I am trying to put together a pitch for as many of the building and home owners as I can convince to apply for historic place status. I don’t know if everyone is going to be willing, but like my grandfather says, if you throw a rock at a greenhouse, you’re bound to break some glass. Not everyone is going to say no. Right? It would be so good for this town. We would be able to get so much help with funding for repairs, maintenance, and more tourism resources.
Before I can bring this up at a town hall meeting, though, I have to be able to answer people’s questions about what and why I want to do this. I can’t just say, “It’s for the good of the town!” even though it is. Aside from being a cliché, it doesn’t really say anything about the benefits. I’ll have to have an answer when they come back with, “But why?”
I called the State Historic Preservation Office to find out what I had to do. It is going to be a long process, true. First we have to fill out preliminary paperwork, and then we will get a determination if we meet the criteria—although the criteria is basically a) is it old b) does it still reasonably look like it did c) is it significant in some way? Since there is a whole Main Street preservation arm here in Illinois, I assume we have the significant part down. And the buildings here were mostly built in the 1950s, so they’re old enough. Not much has been done—not for lack of need, honestly—as far as renovations go, so we should be good there too.
If we’re up for consideration, they have a council meeting to discuss our applications. If we make the cut here, then everything gets forwarded to the National Park service in Washington, DC for the final review. If it happens, then we get added to the registry. Then we can get access to grants for renovations, we get access to information on how to renovate and architectural plans, and there are tax incentives depending on what type of building it is.
Plus, I don’t think people know that they still maintain control of their own building. In other words, the government doesn’t get involved if Bob wants to sell the hardware store or if he wants to remodel it in some way. Nobody has to restore their property to exactly what it looked like when the building was new, either.
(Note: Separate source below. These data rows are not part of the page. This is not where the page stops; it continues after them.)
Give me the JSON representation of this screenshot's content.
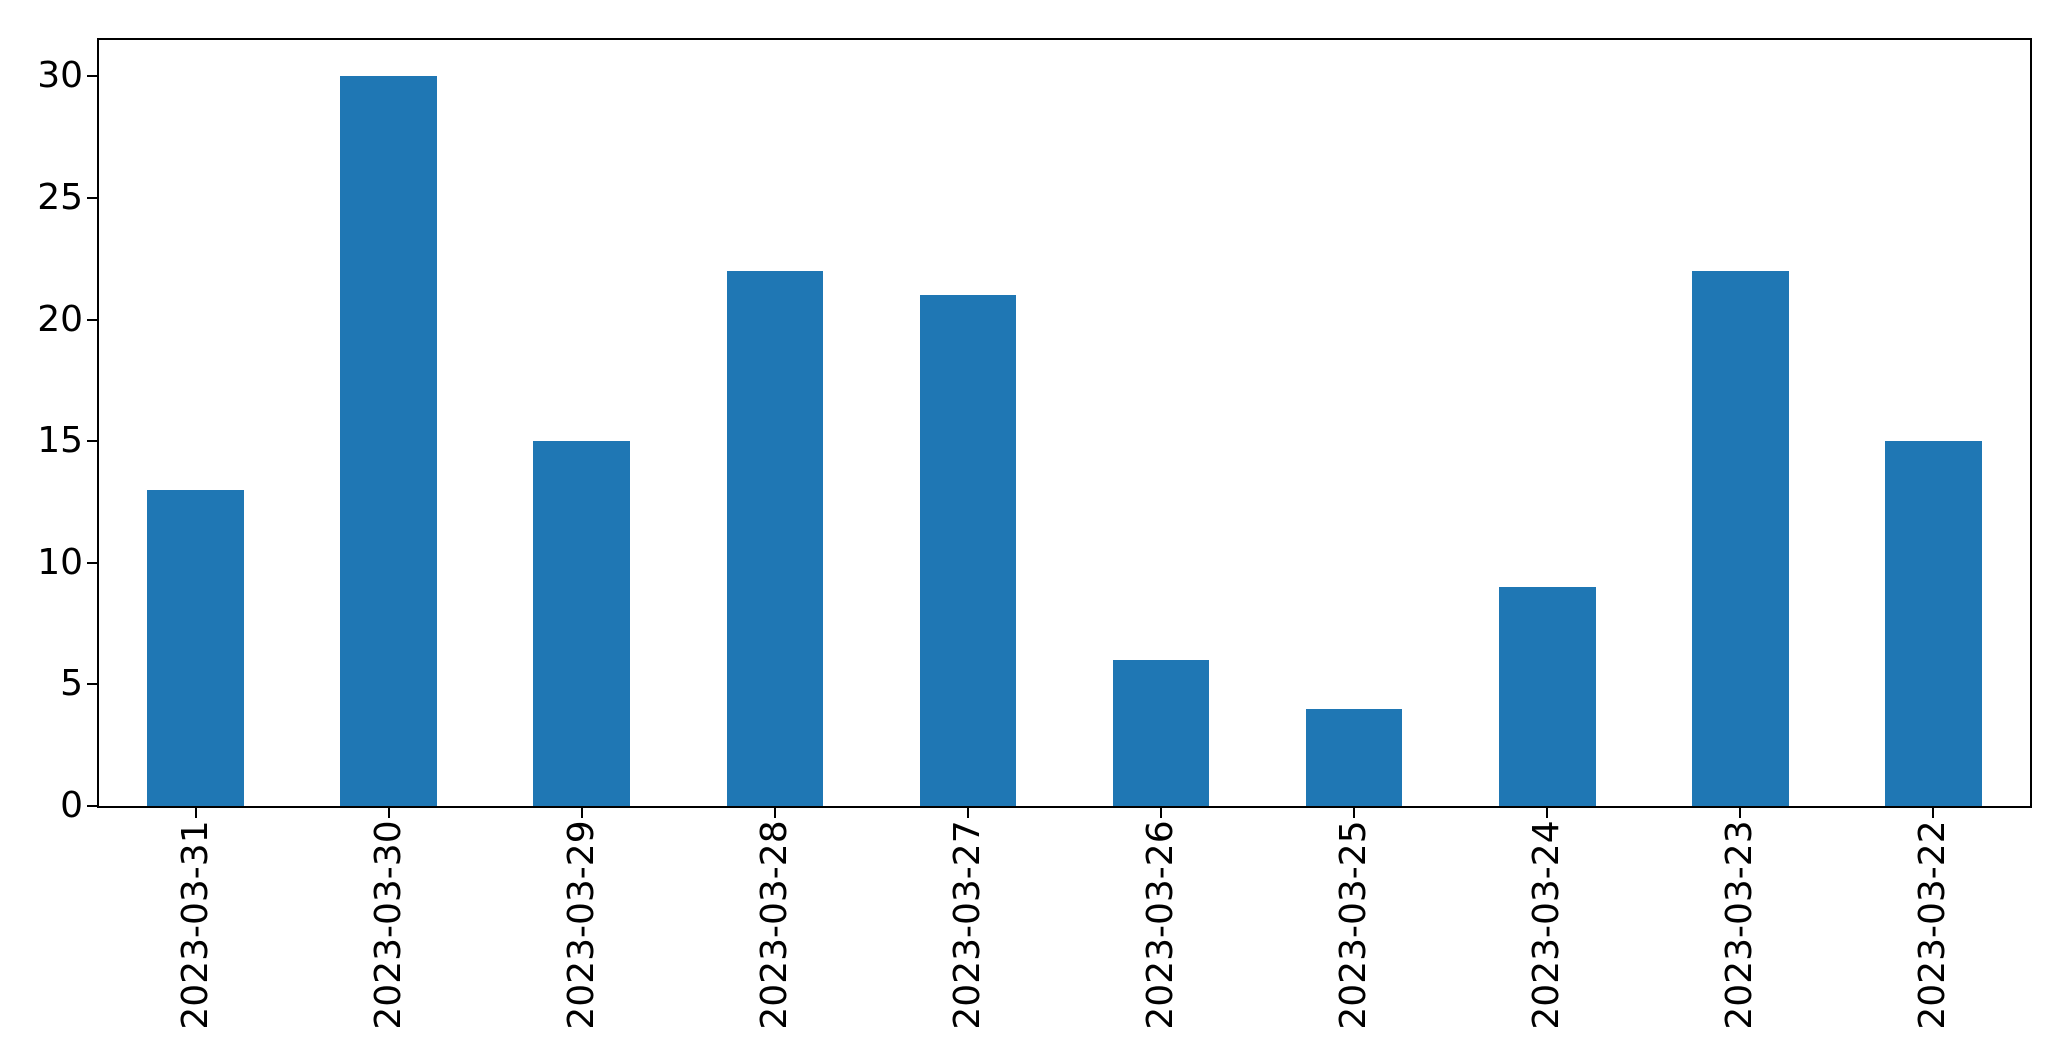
{
  "chart_data": {
    "type": "bar",
    "title": "",
    "xlabel": "",
    "ylabel": "",
    "categories": [
      "2023-03-31",
      "2023-03-30",
      "2023-03-29",
      "2023-03-28",
      "2023-03-27",
      "2023-03-26",
      "2023-03-25",
      "2023-03-24",
      "2023-03-23",
      "2023-03-22"
    ],
    "values": [
      13,
      30,
      15,
      22,
      21,
      6,
      4,
      9,
      22,
      15
    ],
    "yticks": [
      0,
      5,
      10,
      15,
      20,
      25,
      30
    ],
    "ylim": [
      0,
      31.5
    ],
    "bar_color": "#1f77b4",
    "bar_width_fraction": 0.5,
    "x_tick_label_rotation_deg": 90,
    "grid": false,
    "legend": null,
    "frame": "full-box",
    "background_color": "#ffffff",
    "spine_color": "#000000",
    "tick_label_color": "#000000"
  }
}
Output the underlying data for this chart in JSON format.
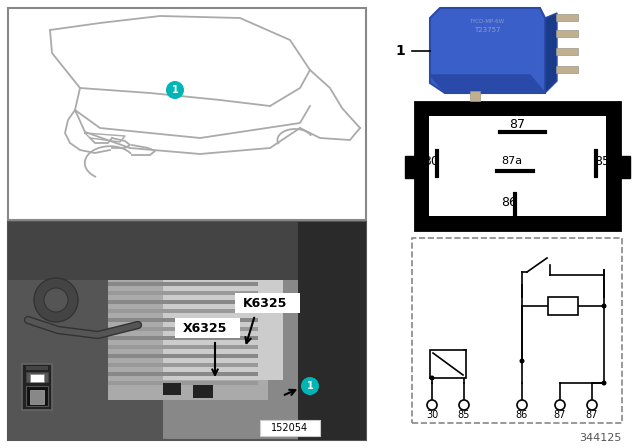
{
  "bg_color": "#ffffff",
  "teal_color": "#00b5b5",
  "part_number": "152054",
  "diagram_number": "344125",
  "k_label": "K6325",
  "x_label": "X6325",
  "relay_label": "1",
  "schematic_pins": [
    "30",
    "85",
    "86",
    "87",
    "87"
  ],
  "pin_diagram_labels": [
    "87",
    "87a",
    "85",
    "30",
    "86"
  ],
  "car_line_color": "#aaaaaa",
  "photo_colors": {
    "bg": "#b0b0b0",
    "dark_left": "#555555",
    "mid": "#888888",
    "light": "#cccccc",
    "wiring": "#999999",
    "pillar": "#333333"
  },
  "relay_blue": "#3a5fc8",
  "relay_dark": "#2a4aaa",
  "relay_pin_color": "#b0a090",
  "label_bg": "#ffffff",
  "label_border": "#888888"
}
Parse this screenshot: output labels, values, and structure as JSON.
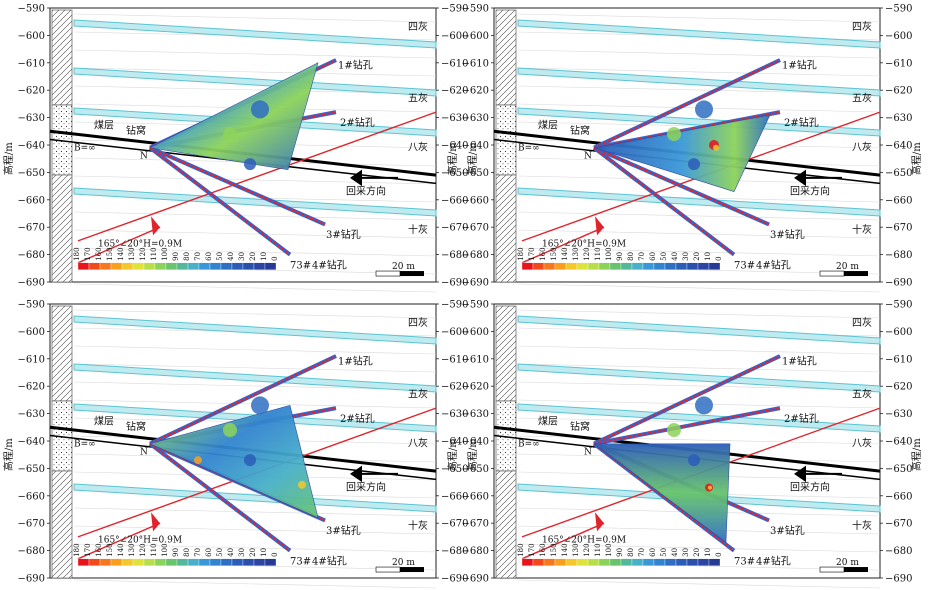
{
  "figure": {
    "y_axis_label": "高程/m",
    "y_ticks": [
      "−590",
      "−600",
      "−610",
      "−620",
      "−630",
      "−640",
      "−650",
      "−660",
      "−670",
      "−680",
      "−690"
    ],
    "legend_values": [
      "180",
      "170",
      "160",
      "150",
      "140",
      "130",
      "120",
      "110",
      "100",
      "90",
      "80",
      "70",
      "60",
      "50",
      "40",
      "30",
      "20",
      "10",
      "0"
    ],
    "legend_colors": [
      "#e8141c",
      "#f04a1a",
      "#f5781e",
      "#f8a01e",
      "#f2c82a",
      "#e0e23c",
      "#b8df4a",
      "#8cd35a",
      "#68c46c",
      "#52b89a",
      "#48b0c8",
      "#3a98d8",
      "#3184d0",
      "#2f6fc2",
      "#2c5db8",
      "#2a50ae",
      "#2a45a2",
      "#263a96"
    ],
    "scale_label": "20 m",
    "layers": {
      "sihui": "四灰",
      "wuhui": "五灰",
      "bahui": "八灰",
      "shihui": "十灰",
      "coal": "煤层",
      "drill_site": "钻窝",
      "b_inf": "B=∞",
      "n": "N"
    },
    "boreholes": {
      "h1": "1#钻孔",
      "h2": "2#钻孔",
      "h3": "3#钻孔",
      "h4": "4#钻孔",
      "h73": "73#"
    },
    "mining_direction": "回采方向",
    "fault_label": "165°∠20°H=0.9M"
  },
  "panels": [
    {
      "name": "top-left",
      "h4_reach": 0.55
    },
    {
      "name": "top-right",
      "h4_reach": 0.85
    },
    {
      "name": "bottom-left",
      "h4_reach": 0.75
    },
    {
      "name": "bottom-right",
      "h4_reach": 0.75
    }
  ]
}
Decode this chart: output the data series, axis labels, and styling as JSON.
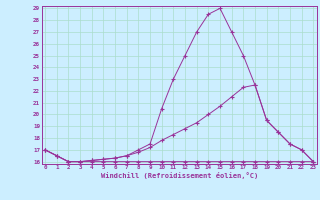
{
  "xlabel": "Windchill (Refroidissement éolien,°C)",
  "x_values": [
    0,
    1,
    2,
    3,
    4,
    5,
    6,
    7,
    8,
    9,
    10,
    11,
    12,
    13,
    14,
    15,
    16,
    17,
    18,
    19,
    20,
    21,
    22,
    23
  ],
  "line1": [
    17.0,
    16.5,
    16.0,
    16.0,
    16.0,
    16.0,
    16.0,
    16.0,
    16.0,
    16.0,
    16.0,
    16.0,
    16.0,
    16.0,
    16.0,
    16.0,
    16.0,
    16.0,
    16.0,
    16.0,
    16.0,
    16.0,
    16.0,
    16.0
  ],
  "line2": [
    17.0,
    16.5,
    16.0,
    16.0,
    16.1,
    16.2,
    16.3,
    16.5,
    16.8,
    17.2,
    17.8,
    18.3,
    18.8,
    19.3,
    20.0,
    20.7,
    21.5,
    22.3,
    22.5,
    19.5,
    18.5,
    17.5,
    17.0,
    16.0
  ],
  "line3": [
    17.0,
    16.5,
    16.0,
    16.0,
    16.1,
    16.2,
    16.3,
    16.5,
    17.0,
    17.5,
    20.5,
    23.0,
    25.0,
    27.0,
    28.5,
    29.0,
    27.0,
    25.0,
    22.5,
    19.5,
    18.5,
    17.5,
    17.0,
    16.0
  ],
  "line_color": "#993399",
  "bg_color": "#cceeff",
  "grid_color": "#aaddcc",
  "ylim_min": 16,
  "ylim_max": 29,
  "xlim_min": 0,
  "xlim_max": 23,
  "yticks": [
    16,
    17,
    18,
    19,
    20,
    21,
    22,
    23,
    24,
    25,
    26,
    27,
    28,
    29
  ],
  "xticks": [
    0,
    1,
    2,
    3,
    4,
    5,
    6,
    7,
    8,
    9,
    10,
    11,
    12,
    13,
    14,
    15,
    16,
    17,
    18,
    19,
    20,
    21,
    22,
    23
  ]
}
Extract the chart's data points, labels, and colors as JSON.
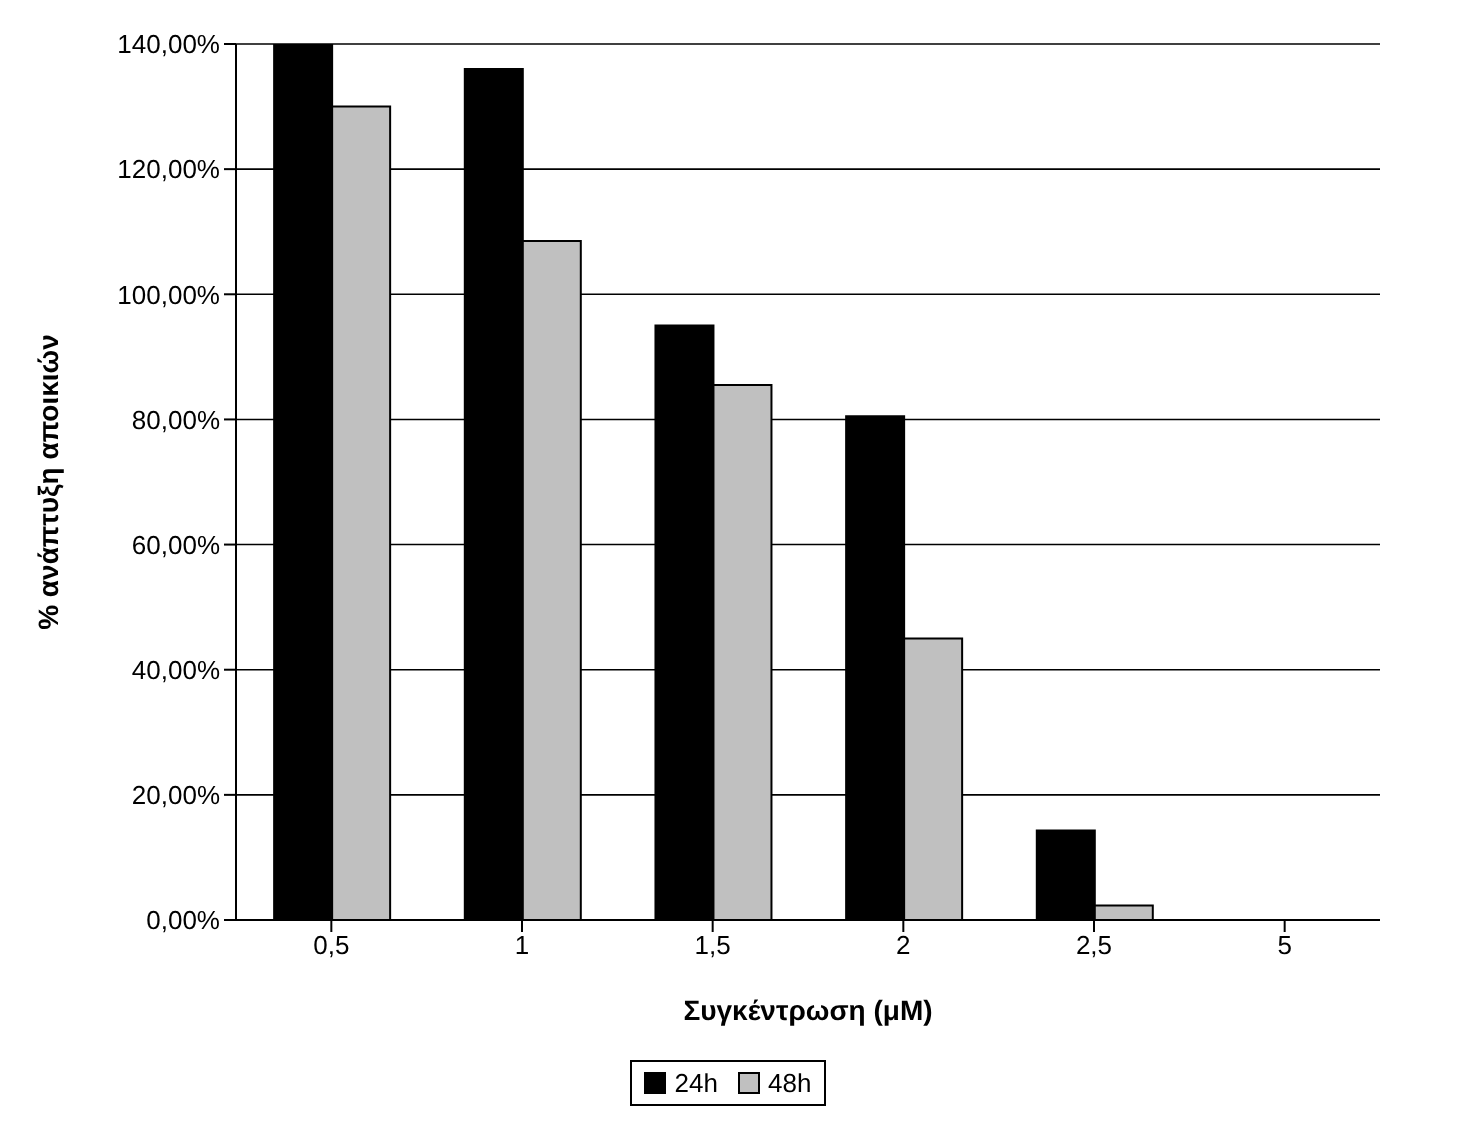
{
  "chart_data": {
    "type": "bar",
    "xlabel": "Συγκέντρωση (μM)",
    "ylabel": "% ανάπτυξη αποικιών",
    "categories": [
      "0,5",
      "1",
      "1,5",
      "2",
      "2,5",
      "5"
    ],
    "series": [
      {
        "name": "24h",
        "color": "#000000",
        "values": [
          140,
          136,
          95,
          80.5,
          14.3,
          0
        ]
      },
      {
        "name": "48h",
        "color": "#c0c0c0",
        "values": [
          130,
          108.5,
          85.5,
          45,
          2.3,
          0
        ]
      }
    ],
    "ylim": [
      0,
      140
    ],
    "yticks": [
      {
        "value": 0,
        "label": "0,00%"
      },
      {
        "value": 20,
        "label": "20,00%"
      },
      {
        "value": 40,
        "label": "40,00%"
      },
      {
        "value": 60,
        "label": "60,00%"
      },
      {
        "value": 80,
        "label": "80,00%"
      },
      {
        "value": 100,
        "label": "100,00%"
      },
      {
        "value": 120,
        "label": "120,00%"
      },
      {
        "value": 140,
        "label": "140,00%"
      }
    ],
    "grid": "y",
    "legend": "bottom"
  }
}
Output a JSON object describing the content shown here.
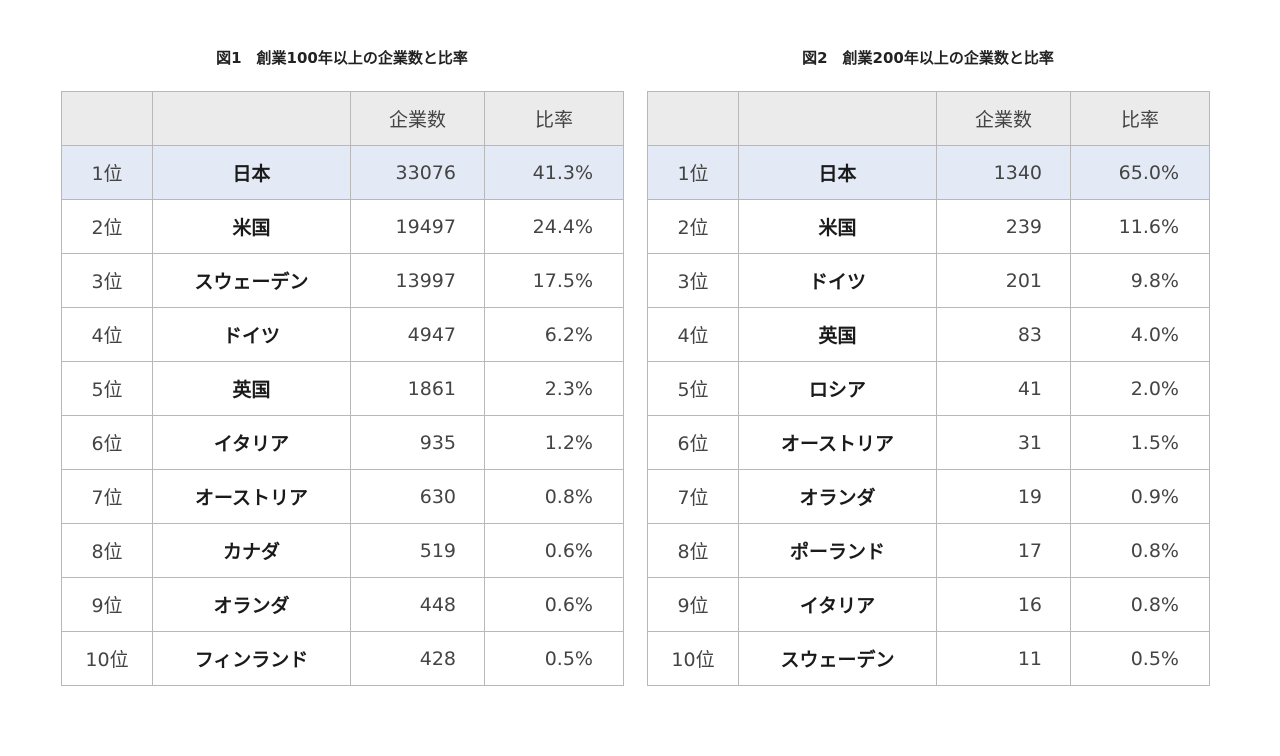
{
  "figures": [
    {
      "title": "図1　創業100年以上の企業数と比率",
      "header": {
        "rank": "",
        "country": "",
        "count": "企業数",
        "ratio": "比率"
      },
      "rows": [
        {
          "rank": "1位",
          "country": "日本",
          "count": "33076",
          "ratio": "41.3%"
        },
        {
          "rank": "2位",
          "country": "米国",
          "count": "19497",
          "ratio": "24.4%"
        },
        {
          "rank": "3位",
          "country": "スウェーデン",
          "count": "13997",
          "ratio": "17.5%"
        },
        {
          "rank": "4位",
          "country": "ドイツ",
          "count": "4947",
          "ratio": "6.2%"
        },
        {
          "rank": "5位",
          "country": "英国",
          "count": "1861",
          "ratio": "2.3%"
        },
        {
          "rank": "6位",
          "country": "イタリア",
          "count": "935",
          "ratio": "1.2%"
        },
        {
          "rank": "7位",
          "country": "オーストリア",
          "count": "630",
          "ratio": "0.8%"
        },
        {
          "rank": "8位",
          "country": "カナダ",
          "count": "519",
          "ratio": "0.6%"
        },
        {
          "rank": "9位",
          "country": "オランダ",
          "count": "448",
          "ratio": "0.6%"
        },
        {
          "rank": "10位",
          "country": "フィンランド",
          "count": "428",
          "ratio": "0.5%"
        }
      ]
    },
    {
      "title": "図2　創業200年以上の企業数と比率",
      "header": {
        "rank": "",
        "country": "",
        "count": "企業数",
        "ratio": "比率"
      },
      "rows": [
        {
          "rank": "1位",
          "country": "日本",
          "count": "1340",
          "ratio": "65.0%"
        },
        {
          "rank": "2位",
          "country": "米国",
          "count": "239",
          "ratio": "11.6%"
        },
        {
          "rank": "3位",
          "country": "ドイツ",
          "count": "201",
          "ratio": "9.8%"
        },
        {
          "rank": "4位",
          "country": "英国",
          "count": "83",
          "ratio": "4.0%"
        },
        {
          "rank": "5位",
          "country": "ロシア",
          "count": "41",
          "ratio": "2.0%"
        },
        {
          "rank": "6位",
          "country": "オーストリア",
          "count": "31",
          "ratio": "1.5%"
        },
        {
          "rank": "7位",
          "country": "オランダ",
          "count": "19",
          "ratio": "0.9%"
        },
        {
          "rank": "8位",
          "country": "ポーランド",
          "count": "17",
          "ratio": "0.8%"
        },
        {
          "rank": "9位",
          "country": "イタリア",
          "count": "16",
          "ratio": "0.8%"
        },
        {
          "rank": "10位",
          "country": "スウェーデン",
          "count": "11",
          "ratio": "0.5%"
        }
      ]
    }
  ],
  "colors": {
    "header_bg": "#ebebeb",
    "highlight_bg": "#e4eaf5",
    "border": "#b8b8b8"
  },
  "chart_data": [
    {
      "type": "table",
      "title": "図1　創業100年以上の企業数と比率",
      "columns": [
        "",
        "",
        "企業数",
        "比率"
      ],
      "rows": [
        [
          "1位",
          "日本",
          33076,
          "41.3%"
        ],
        [
          "2位",
          "米国",
          19497,
          "24.4%"
        ],
        [
          "3位",
          "スウェーデン",
          13997,
          "17.5%"
        ],
        [
          "4位",
          "ドイツ",
          4947,
          "6.2%"
        ],
        [
          "5位",
          "英国",
          1861,
          "2.3%"
        ],
        [
          "6位",
          "イタリア",
          935,
          "1.2%"
        ],
        [
          "7位",
          "オーストリア",
          630,
          "0.8%"
        ],
        [
          "8位",
          "カナダ",
          519,
          "0.6%"
        ],
        [
          "9位",
          "オランダ",
          448,
          "0.6%"
        ],
        [
          "10位",
          "フィンランド",
          428,
          "0.5%"
        ]
      ]
    },
    {
      "type": "table",
      "title": "図2　創業200年以上の企業数と比率",
      "columns": [
        "",
        "",
        "企業数",
        "比率"
      ],
      "rows": [
        [
          "1位",
          "日本",
          1340,
          "65.0%"
        ],
        [
          "2位",
          "米国",
          239,
          "11.6%"
        ],
        [
          "3位",
          "ドイツ",
          201,
          "9.8%"
        ],
        [
          "4位",
          "英国",
          83,
          "4.0%"
        ],
        [
          "5位",
          "ロシア",
          41,
          "2.0%"
        ],
        [
          "6位",
          "オーストリア",
          31,
          "1.5%"
        ],
        [
          "7位",
          "オランダ",
          19,
          "0.9%"
        ],
        [
          "8位",
          "ポーランド",
          17,
          "0.8%"
        ],
        [
          "9位",
          "イタリア",
          16,
          "0.8%"
        ],
        [
          "10位",
          "スウェーデン",
          11,
          "0.5%"
        ]
      ]
    }
  ]
}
On the other hand, if they do decide to renovate, they can get federal money. We can get reimbursed for things like architectural plans, too. I know some people have been nervous because their buildings are not exactly up to handicapped accessible codes, and we can get special compensation to get them up to code there too.
I really can’t see a downside here.
I hope that I sound confident and informed when I go before the town in a couple of weeks. Wish me luck!